Wednesday, May 7, 2008

Spring Climbing

I wish I had found the Damascus climbing group sooner, it would have been the perfect diversion from schoolwork. I just didn't think that climbing was very developed in the Middle East in general, but it appears I was wrong. There is an active community, plenty of bolted routes, a Syrian climbing guidebook, and multi-pitch climbs that go back decades. The pioneers of Syrian climbing were Austrian and Swiss UN soldiers, but now the group includes an international crowd (even a few Syrians). I spent a beautiful day up in Wadi Manshuura near Bloudan, high up in some crags that overlooked Hizbulla (the Bekaa) valley in Lebanon. It's right on a common arms smuggling route from Lebanon and we saw a few shifty looking people with dubious cargo on thier tractors. It was wonderful to get out of the city and on some mountains though.
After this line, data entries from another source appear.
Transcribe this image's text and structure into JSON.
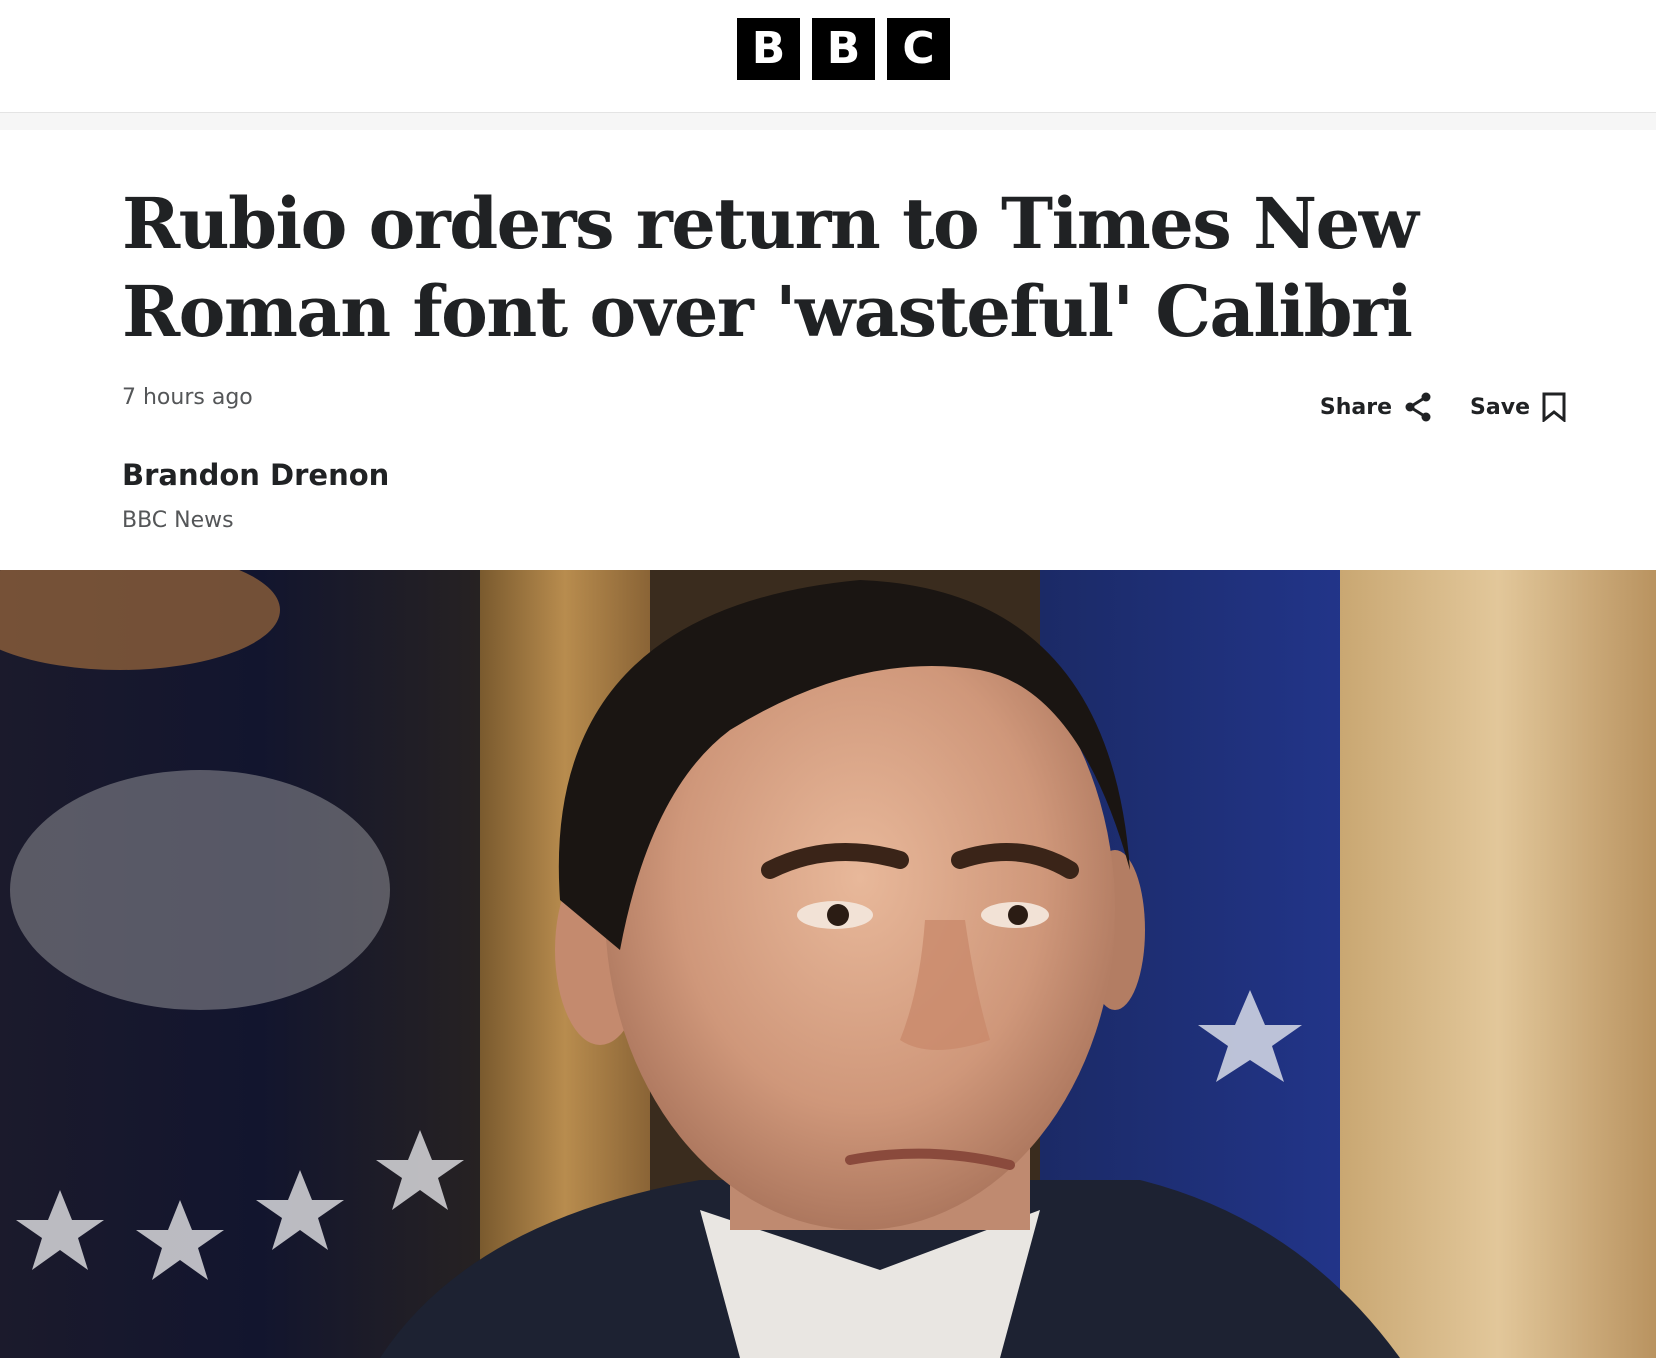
{
  "header": {
    "logo_letters": [
      "B",
      "B",
      "C"
    ]
  },
  "article": {
    "headline": "Rubio orders return to Times New Roman font over 'wasteful' Calibri",
    "timestamp": "7 hours ago",
    "author": "Brandon Drenon",
    "organization": "BBC News"
  },
  "actions": {
    "share_label": "Share",
    "save_label": "Save",
    "share_icon": "share-icon",
    "save_icon": "bookmark-icon"
  },
  "hero_image": {
    "description_icon": "hero-photo"
  },
  "colors": {
    "logo_bg": "#000000",
    "headline": "#202224",
    "meta": "#545658"
  }
}
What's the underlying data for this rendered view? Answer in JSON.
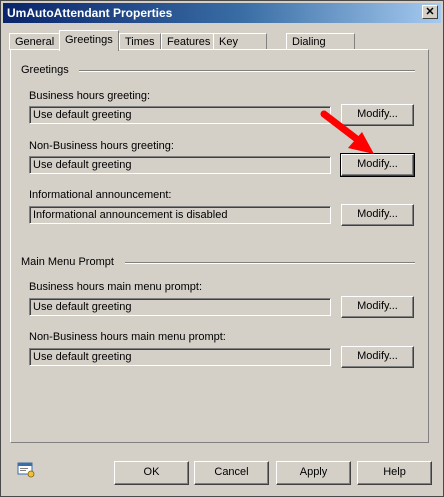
{
  "window": {
    "title": "UmAutoAttendant Properties",
    "close_label": "✕"
  },
  "tabs": [
    {
      "label": "General"
    },
    {
      "label": "Greetings"
    },
    {
      "label": "Times"
    },
    {
      "label": "Features"
    },
    {
      "label": "Key Mapping"
    },
    {
      "label": "Dialing Restrictions"
    }
  ],
  "greetings_section": {
    "title": "Greetings",
    "business_hours": {
      "label": "Business hours greeting:",
      "value": "Use default greeting",
      "button": "Modify..."
    },
    "non_business_hours": {
      "label": "Non-Business hours greeting:",
      "value": "Use default greeting",
      "button": "Modify..."
    },
    "informational": {
      "label": "Informational announcement:",
      "value": "Informational announcement is disabled",
      "button": "Modify..."
    }
  },
  "menu_section": {
    "title": "Main Menu Prompt",
    "business_hours": {
      "label": "Business hours main menu prompt:",
      "value": "Use default greeting",
      "button": "Modify..."
    },
    "non_business_hours": {
      "label": "Non-Business hours main menu prompt:",
      "value": "Use default greeting",
      "button": "Modify..."
    }
  },
  "footer": {
    "ok": "OK",
    "cancel": "Cancel",
    "apply": "Apply",
    "help": "Help"
  },
  "colors": {
    "dialog_bg": "#d4d0c8",
    "title_start": "#0a246a",
    "title_end": "#a6caf0",
    "arrow": "#ff0000"
  }
}
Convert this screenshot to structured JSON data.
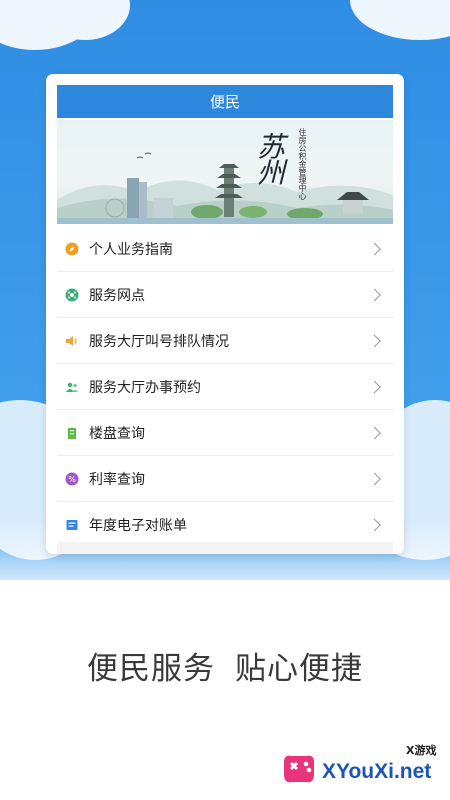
{
  "card": {
    "header_title": "便民"
  },
  "banner": {
    "title": "苏州",
    "subtitle": "住房公积金管理中心"
  },
  "menu": {
    "items": [
      {
        "label": "个人业务指南",
        "icon": "compass-icon",
        "color": "#f0a020"
      },
      {
        "label": "服务网点",
        "icon": "network-icon",
        "color": "#3bb07a"
      },
      {
        "label": "服务大厅叫号排队情况",
        "icon": "speaker-icon",
        "color": "#f3a23a"
      },
      {
        "label": "服务大厅办事预约",
        "icon": "users-icon",
        "color": "#3bb07a"
      },
      {
        "label": "楼盘查询",
        "icon": "building-icon",
        "color": "#5cb84a"
      },
      {
        "label": "利率查询",
        "icon": "percent-icon",
        "color": "#a05ac8"
      },
      {
        "label": "年度电子对账单",
        "icon": "bill-icon",
        "color": "#2d87dd"
      }
    ]
  },
  "tagline": {
    "part1": "便民服务",
    "part2": "贴心便捷"
  },
  "watermark": {
    "text": "XYouXi.net",
    "sub": "X游戏"
  },
  "colors": {
    "header_blue": "#2d87dd",
    "background_blue": "#3a98e8"
  }
}
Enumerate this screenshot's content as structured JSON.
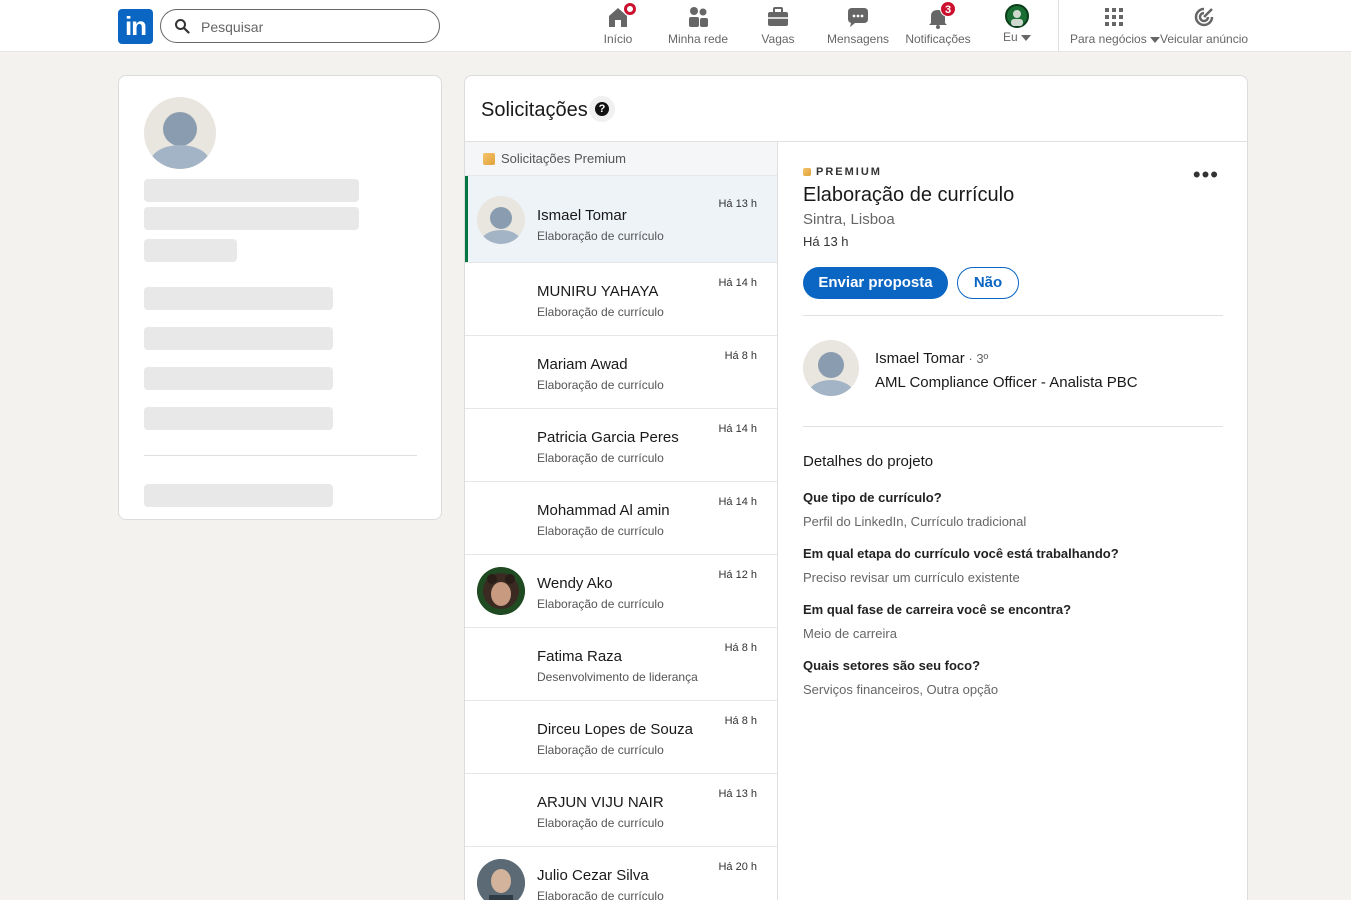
{
  "nav": {
    "search_placeholder": "Pesquisar",
    "items": [
      {
        "label": "Início",
        "badge": ""
      },
      {
        "label": "Minha rede"
      },
      {
        "label": "Vagas"
      },
      {
        "label": "Mensagens"
      },
      {
        "label": "Notificações",
        "badge": "3"
      },
      {
        "label": "Eu"
      },
      {
        "label": "Para negócios"
      },
      {
        "label": "Veicular anúncio"
      }
    ],
    "logo": "in"
  },
  "requests": {
    "title": "Solicitações",
    "list_header": "Solicitações Premium",
    "items": [
      {
        "name": "Ismael Tomar",
        "service": "Elaboração de currículo",
        "time": "Há 13 h"
      },
      {
        "name": "MUNIRU YAHAYA",
        "service": "Elaboração de currículo",
        "time": "Há 14 h"
      },
      {
        "name": "Mariam Awad",
        "service": "Elaboração de currículo",
        "time": "Há 8 h"
      },
      {
        "name": "Patricia Garcia Peres",
        "service": "Elaboração de currículo",
        "time": "Há 14 h"
      },
      {
        "name": "Mohammad Al amin",
        "service": "Elaboração de currículo",
        "time": "Há 14 h"
      },
      {
        "name": "Wendy Ako",
        "service": "Elaboração de currículo",
        "time": "Há 12 h"
      },
      {
        "name": "Fatima Raza",
        "service": "Desenvolvimento de liderança",
        "time": "Há 8 h"
      },
      {
        "name": "Dirceu Lopes de Souza",
        "service": "Elaboração de currículo",
        "time": "Há 8 h"
      },
      {
        "name": "ARJUN VIJU NAIR",
        "service": "Elaboração de currículo",
        "time": "Há 13 h"
      },
      {
        "name": "Julio Cezar Silva",
        "service": "Elaboração de currículo",
        "time": "Há 20 h"
      }
    ]
  },
  "detail": {
    "premium_label": "PREMIUM",
    "more": "•••",
    "title": "Elaboração de currículo",
    "location": "Sintra, Lisboa",
    "time": "Há 13 h",
    "send_button": "Enviar proposta",
    "decline_button": "Não",
    "person_name": "Ismael Tomar",
    "person_degree": " · 3º",
    "person_title": "AML Compliance Officer - Analista PBC",
    "project_heading": "Detalhes do projeto",
    "qa": [
      {
        "q": "Que tipo de currículo?",
        "a": "Perfil do LinkedIn, Currículo tradicional"
      },
      {
        "q": "Em qual etapa do currículo você está trabalhando?",
        "a": "Preciso revisar um currículo existente"
      },
      {
        "q": "Em qual fase de carreira você se encontra?",
        "a": "Meio de carreira"
      },
      {
        "q": "Quais setores são seu foco?",
        "a": "Serviços financeiros, Outra opção"
      }
    ]
  },
  "colors": {
    "accent": "#0a66c2",
    "active_bar": "#057642",
    "badge": "#cb112d"
  }
}
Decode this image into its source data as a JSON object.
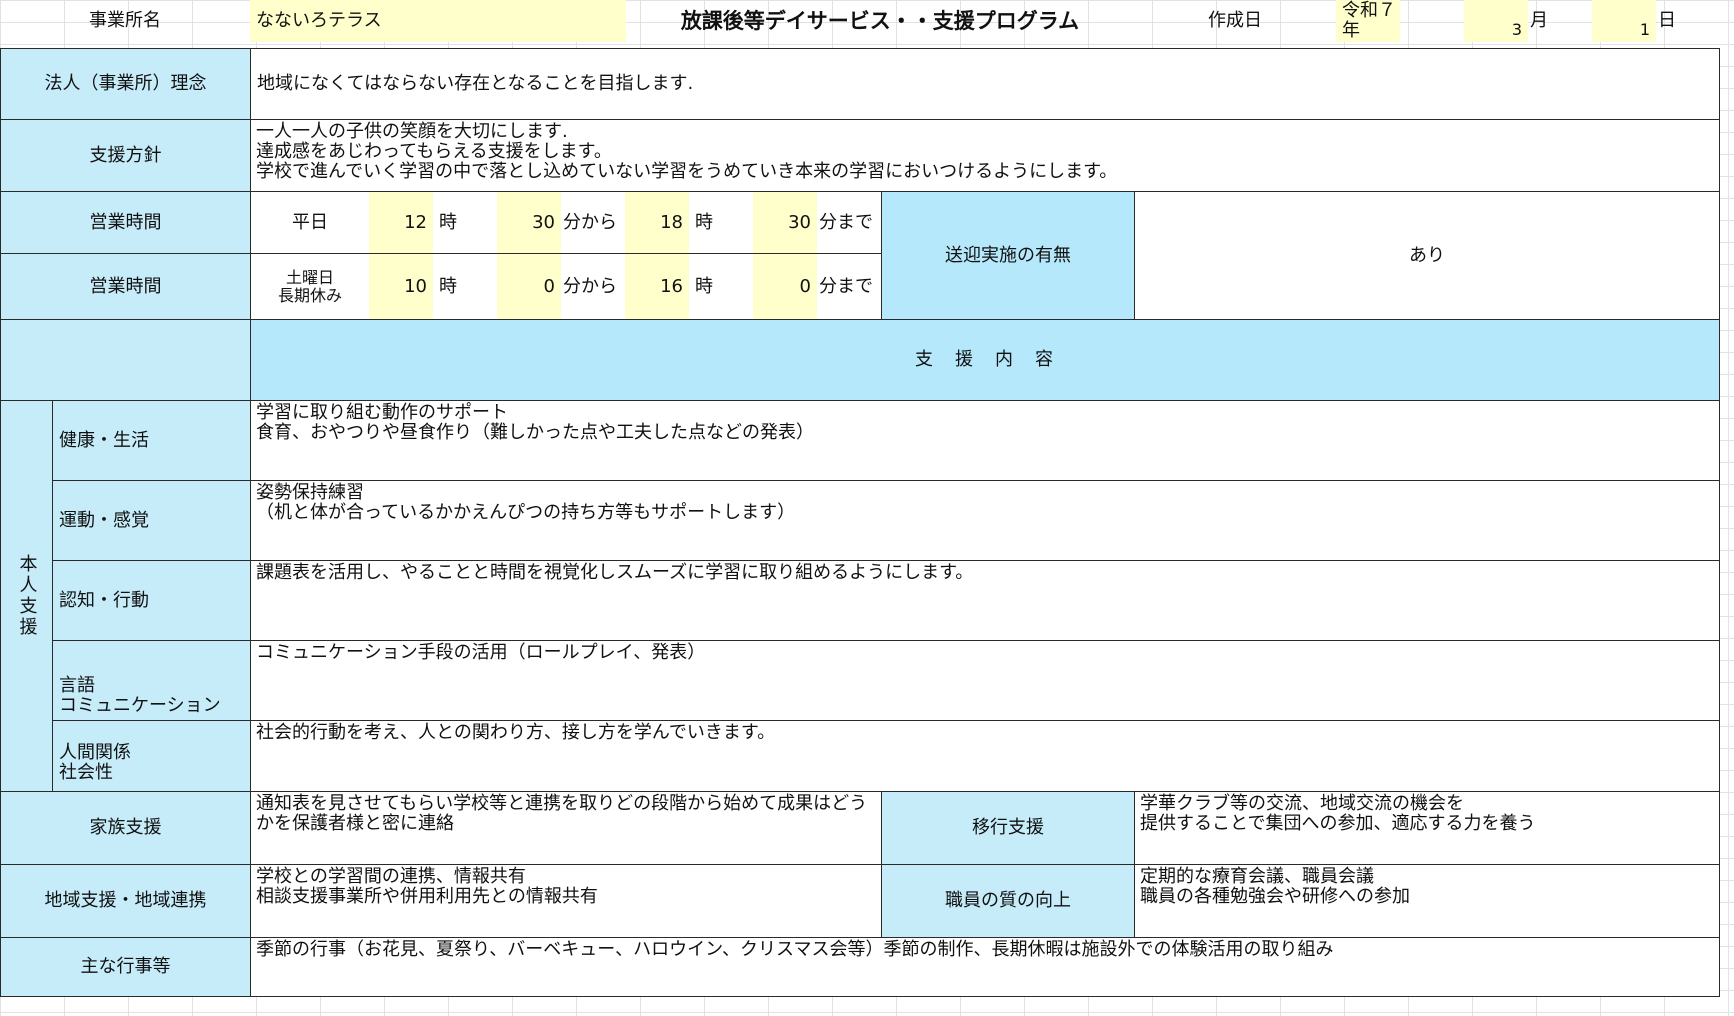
{
  "header": {
    "office_label": "事業所名",
    "office_name": "なないろテラス",
    "title": "放課後等デイサービス・・支援プログラム",
    "created_label": "作成日",
    "era_year": "令和７年",
    "month_value": "3",
    "month_label": "月",
    "day_value": "1",
    "day_label": "日"
  },
  "philosophy": {
    "label": "法人（事業所）理念",
    "text": "地域になくてはならない存在となることを目指します."
  },
  "policy": {
    "label": "支援方針",
    "text": "一人一人の子供の笑顔を大切にします.\n達成感をあじわってもらえる支援をします。\n学校で進んでいく学習の中で落とし込めていない学習をうめていき本来の学習においつけるようにします。"
  },
  "hours_weekday": {
    "label": "営業時間",
    "day_type": "平日",
    "start_hour": "12",
    "hour_unit": "時",
    "start_min": "30",
    "from_unit": "分から",
    "end_hour": "18",
    "end_min": "30",
    "until_unit": "分まで"
  },
  "hours_weekend": {
    "label": "営業時間",
    "day_type": "土曜日\n長期休み",
    "start_hour": "10",
    "hour_unit": "時",
    "start_min": "0",
    "from_unit": "分から",
    "end_hour": "16",
    "end_min": "0",
    "until_unit": "分まで"
  },
  "transport": {
    "label": "送迎実施の有無",
    "value": "あり"
  },
  "support_content_header": "支　援　内　容",
  "personal_support": {
    "label": "本人支援",
    "items": [
      {
        "label": "健康・生活",
        "text": "学習に取り組む動作のサポート\n食育、おやつりや昼食作り（難しかった点や工夫した点などの発表）"
      },
      {
        "label": "運動・感覚",
        "text": "姿勢保持練習\n（机と体が合っているかかえんぴつの持ち方等もサポートします）"
      },
      {
        "label": "認知・行動",
        "text": "課題表を活用し、やることと時間を視覚化しスムーズに学習に取り組めるようにします。"
      },
      {
        "label": "言語\nコミュニケーション",
        "text": "コミュニケーション手段の活用（ロールプレイ、発表）"
      },
      {
        "label": "人間関係\n社会性",
        "text": "社会的行動を考え、人との関わり方、接し方を学んでいきます。"
      }
    ]
  },
  "family_support": {
    "label": "家族支援",
    "text": "通知表を見させてもらい学校等と連携を取りどの段階から始めて成果はどう\nかを保護者様と密に連絡"
  },
  "transition_support": {
    "label": "移行支援",
    "text": "学華クラブ等の交流、地域交流の機会を\n提供することで集団への参加、適応する力を養う"
  },
  "community_support": {
    "label": "地域支援・地域連携",
    "text": "学校との学習間の連携、情報共有\n相談支援事業所や併用利用先との情報共有"
  },
  "staff_quality": {
    "label": "職員の質の向上",
    "text": "定期的な療育会議、職員会議\n職員の各種勉強会や研修への参加"
  },
  "events": {
    "label": "主な行事等",
    "text": "季節の行事（お花見、夏祭り、バーベキュー、ハロウイン、クリスマス会等）季節の制作、長期休暇は施設外での体験活用の取り組み"
  },
  "colors": {
    "label_fill": "#c6ecf9",
    "input_fill": "#ffffcc",
    "header_fill": "#b6e8fb"
  }
}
I'm actually really glad I'm not going to have to go straight back to the US, but am heading to Peru instead. I'm a little intimidated by the US right now. I mean over here, in a third-world country I'm really a somebody. Just by being foreign I'm automatically thrust into the upper echelon of society and am considered an "expert" on just about everything because I'm from the US. I could have my pick of jobs here just because everybody wants a "foreigner", there's the impression that they work harder, know computers, speak good English, serve as a status symbol to the company, etc. Whereas in the US I'm just another schmuck trying to make a dollar, climbing up the anthill with other people that have the same qualifications as I do. I can see how being an ex-pat in these types of countries could be addicting. We'll see what Peru has to offer.

In other news, they've doubled the cost of transportation in Damascus because of rising gas prices. Now the 5 pound minibus ride is 10, and taxi's are no longer that cheap. I guess it's happening all over the world, rising prices, but if they don't stop here in Syria soon I think you're going to see riots. Everything from vegetables to bread has doubled in price in the one year I've been here and people are starting to complain publicly.

Some things are improving though, they've been working wonders in the old city, to the left are the latest Roman and Greek statues and columns that they've been dragging up as they tear up the asphalt roads to make cobblestone streets. They've also promised to make the old city "car-free" by 2011 (which probably means 2020), and each new section they re-cobble they close-off to traffic. They are going to install underground parking lots at each end of the city and make the entire thing for pedestrians only. That means that the once busy, crazy, main straight street (medhat basha, below right) has already become a pretty, quaint, quiet little pedestrian walk with trees and flower beds, and bab sharki has wide pedestrian squares and is enveloped in relative silence (I have no pics of these yet, stay posted). It has a lot of potential and I think that in a few years the old city in Damascus is going to be one of the prettiest, authentic Mid Eastern old cities around.

Alexa goes to nursery for a few hours a day and likes it once she gets there but cries when she has to leave Vanessa. She also loves the beach and her two new parakeets. I really really miss Vanessa and Alexa and can't wait to see them again.